African Journal of
Business Management

  • Abbreviation: Afr. J. Bus. Manage.
  • Language: English
  • ISSN: 1993-8233
  • DOI: 10.5897/AJBM
  • Start Year: 2007
  • Published Articles: 4188

Full Length Research Paper

An analysis of the response from private sector to public policy generated by programme for acceleration (PAC) of economic growth focusing on Northeast Brazilian

Flavio de Sao Pedro Filho1*, Irene Yoko Taguchi Sakuno2, Andrea Pei-Shan Kao3
  1Foundation Federal university of Rondonia/ PPGMAD, Brazil. 2Foundation Federal university of Rondonia/ Campus Ji-Parana, Brazil. 3National Chiao Tung University, Taiwan.
Email: [email protected]

  •  Accepted: 03 August 2012
  •  Published: 05 December 2012

Abstract

 

The private sector is constituted by the executing agents of economic activity in the production of goods and services.
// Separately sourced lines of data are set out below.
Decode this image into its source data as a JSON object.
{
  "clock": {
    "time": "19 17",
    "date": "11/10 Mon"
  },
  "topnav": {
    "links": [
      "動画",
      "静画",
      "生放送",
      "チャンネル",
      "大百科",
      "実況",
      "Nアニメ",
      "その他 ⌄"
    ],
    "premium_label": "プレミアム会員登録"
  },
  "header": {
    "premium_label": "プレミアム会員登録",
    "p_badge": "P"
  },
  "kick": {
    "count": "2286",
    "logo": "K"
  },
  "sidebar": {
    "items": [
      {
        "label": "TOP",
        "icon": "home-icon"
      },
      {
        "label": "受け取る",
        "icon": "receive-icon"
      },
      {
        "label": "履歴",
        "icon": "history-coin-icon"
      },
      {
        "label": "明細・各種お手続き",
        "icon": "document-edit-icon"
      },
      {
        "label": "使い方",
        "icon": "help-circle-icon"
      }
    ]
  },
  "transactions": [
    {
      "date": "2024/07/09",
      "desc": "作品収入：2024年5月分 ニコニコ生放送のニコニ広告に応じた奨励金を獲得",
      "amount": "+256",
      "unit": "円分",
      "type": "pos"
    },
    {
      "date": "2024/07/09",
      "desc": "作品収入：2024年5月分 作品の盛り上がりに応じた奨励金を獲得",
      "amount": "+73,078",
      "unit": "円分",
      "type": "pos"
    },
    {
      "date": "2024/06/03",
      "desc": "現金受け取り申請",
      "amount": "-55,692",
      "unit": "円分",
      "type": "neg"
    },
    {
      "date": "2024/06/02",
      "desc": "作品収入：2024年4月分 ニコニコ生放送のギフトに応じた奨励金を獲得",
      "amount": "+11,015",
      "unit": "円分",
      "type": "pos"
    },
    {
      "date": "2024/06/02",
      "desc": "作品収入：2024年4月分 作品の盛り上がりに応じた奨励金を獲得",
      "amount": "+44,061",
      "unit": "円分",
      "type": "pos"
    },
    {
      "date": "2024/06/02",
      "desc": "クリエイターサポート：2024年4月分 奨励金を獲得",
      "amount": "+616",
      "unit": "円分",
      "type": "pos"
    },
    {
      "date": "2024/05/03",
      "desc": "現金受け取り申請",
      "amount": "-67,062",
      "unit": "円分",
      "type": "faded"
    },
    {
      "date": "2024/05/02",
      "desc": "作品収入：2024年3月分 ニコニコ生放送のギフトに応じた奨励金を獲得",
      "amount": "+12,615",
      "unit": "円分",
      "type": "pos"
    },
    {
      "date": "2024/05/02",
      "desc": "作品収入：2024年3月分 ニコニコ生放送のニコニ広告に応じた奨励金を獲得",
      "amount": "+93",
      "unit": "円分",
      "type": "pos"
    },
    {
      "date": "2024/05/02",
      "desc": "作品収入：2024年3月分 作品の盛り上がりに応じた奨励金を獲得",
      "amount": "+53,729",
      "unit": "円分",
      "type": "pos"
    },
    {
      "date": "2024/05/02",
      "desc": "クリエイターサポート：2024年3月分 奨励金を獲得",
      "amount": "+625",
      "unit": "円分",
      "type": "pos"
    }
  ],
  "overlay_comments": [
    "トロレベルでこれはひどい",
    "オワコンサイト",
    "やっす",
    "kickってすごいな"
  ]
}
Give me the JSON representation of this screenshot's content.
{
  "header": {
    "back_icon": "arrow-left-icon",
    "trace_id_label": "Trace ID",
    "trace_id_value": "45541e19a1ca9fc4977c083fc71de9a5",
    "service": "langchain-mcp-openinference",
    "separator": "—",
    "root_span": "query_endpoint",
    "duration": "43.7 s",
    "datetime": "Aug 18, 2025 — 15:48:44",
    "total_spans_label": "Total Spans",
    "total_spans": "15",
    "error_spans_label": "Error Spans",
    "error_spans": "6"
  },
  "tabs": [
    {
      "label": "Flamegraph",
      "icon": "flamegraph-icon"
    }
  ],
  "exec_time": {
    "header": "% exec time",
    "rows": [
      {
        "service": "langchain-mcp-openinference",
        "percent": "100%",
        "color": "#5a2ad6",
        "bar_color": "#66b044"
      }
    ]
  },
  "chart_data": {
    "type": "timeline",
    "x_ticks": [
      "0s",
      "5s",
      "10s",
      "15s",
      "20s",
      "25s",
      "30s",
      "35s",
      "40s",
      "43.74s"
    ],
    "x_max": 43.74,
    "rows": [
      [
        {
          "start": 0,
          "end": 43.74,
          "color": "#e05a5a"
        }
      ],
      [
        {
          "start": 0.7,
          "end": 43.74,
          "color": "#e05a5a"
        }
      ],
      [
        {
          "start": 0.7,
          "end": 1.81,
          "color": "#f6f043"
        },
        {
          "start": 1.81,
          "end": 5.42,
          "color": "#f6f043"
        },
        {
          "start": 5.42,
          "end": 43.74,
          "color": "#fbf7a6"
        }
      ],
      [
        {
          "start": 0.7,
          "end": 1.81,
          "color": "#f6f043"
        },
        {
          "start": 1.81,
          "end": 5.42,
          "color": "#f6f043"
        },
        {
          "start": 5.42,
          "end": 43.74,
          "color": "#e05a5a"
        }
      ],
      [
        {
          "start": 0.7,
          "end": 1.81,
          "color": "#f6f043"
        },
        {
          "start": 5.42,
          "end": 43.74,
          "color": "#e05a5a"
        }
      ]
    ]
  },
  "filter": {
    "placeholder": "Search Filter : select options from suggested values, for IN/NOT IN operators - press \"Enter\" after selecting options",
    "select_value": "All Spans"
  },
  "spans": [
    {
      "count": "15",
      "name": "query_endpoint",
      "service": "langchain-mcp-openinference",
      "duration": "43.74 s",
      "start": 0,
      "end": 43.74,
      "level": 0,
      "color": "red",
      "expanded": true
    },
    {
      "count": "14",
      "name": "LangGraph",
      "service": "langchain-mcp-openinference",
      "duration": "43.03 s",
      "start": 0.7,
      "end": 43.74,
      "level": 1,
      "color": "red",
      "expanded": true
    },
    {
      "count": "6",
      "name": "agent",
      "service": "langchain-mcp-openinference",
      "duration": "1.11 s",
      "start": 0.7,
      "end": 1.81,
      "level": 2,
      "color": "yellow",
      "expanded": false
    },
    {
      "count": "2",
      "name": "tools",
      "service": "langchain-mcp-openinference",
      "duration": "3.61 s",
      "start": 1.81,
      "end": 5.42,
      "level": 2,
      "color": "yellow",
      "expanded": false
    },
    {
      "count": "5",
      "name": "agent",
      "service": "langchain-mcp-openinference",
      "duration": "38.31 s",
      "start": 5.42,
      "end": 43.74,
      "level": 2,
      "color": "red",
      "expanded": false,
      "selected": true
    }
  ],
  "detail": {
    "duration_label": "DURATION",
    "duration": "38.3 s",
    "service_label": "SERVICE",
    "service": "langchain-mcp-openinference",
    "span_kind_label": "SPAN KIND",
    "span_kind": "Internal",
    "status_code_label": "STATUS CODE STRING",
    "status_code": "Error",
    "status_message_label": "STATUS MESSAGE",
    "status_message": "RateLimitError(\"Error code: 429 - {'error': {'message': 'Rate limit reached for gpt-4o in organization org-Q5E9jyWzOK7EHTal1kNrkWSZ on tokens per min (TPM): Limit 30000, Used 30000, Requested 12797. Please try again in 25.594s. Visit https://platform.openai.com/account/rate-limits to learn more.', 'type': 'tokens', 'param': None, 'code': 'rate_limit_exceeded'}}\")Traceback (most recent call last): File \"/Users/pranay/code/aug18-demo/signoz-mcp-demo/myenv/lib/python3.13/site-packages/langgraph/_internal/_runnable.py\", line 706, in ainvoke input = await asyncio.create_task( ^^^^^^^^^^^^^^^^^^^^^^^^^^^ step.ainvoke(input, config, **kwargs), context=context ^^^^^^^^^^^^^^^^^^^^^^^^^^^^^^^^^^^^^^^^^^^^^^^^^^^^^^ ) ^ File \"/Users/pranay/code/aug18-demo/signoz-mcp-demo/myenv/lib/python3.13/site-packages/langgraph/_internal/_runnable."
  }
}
In the free market economy, these agents can be inhibited when economic variables become slow, especially in lapses resulting from destabilizing internal, economic adjustments or by impacts from external effects, as are currently experimenting with the global crisis. However, there is no denying that with the presence of the Keynesian state, the private sector can be encouraged through public policy intervention in order to rearrange the factors while meeting the social interest for the economic progress, full employment and multiple benefits. The present article is based on Keynesian theory and seeks to explain the response which the private sector can offer to these government policies, with reference to the program for the acceleration of growth (PAC) and its functioning in Brazil. This intervention program is applied today in the northeast of Brazil and it is analyzed by the critical method with procedures common to this form of research. As a result bring the comprovation of the validity of keynesianism on convergence which restores the experience of economic success, as a reaction from the private sector to integrated development.

 

Key words: Economic development, Keynesian theory, economic policies, public administration and strategy.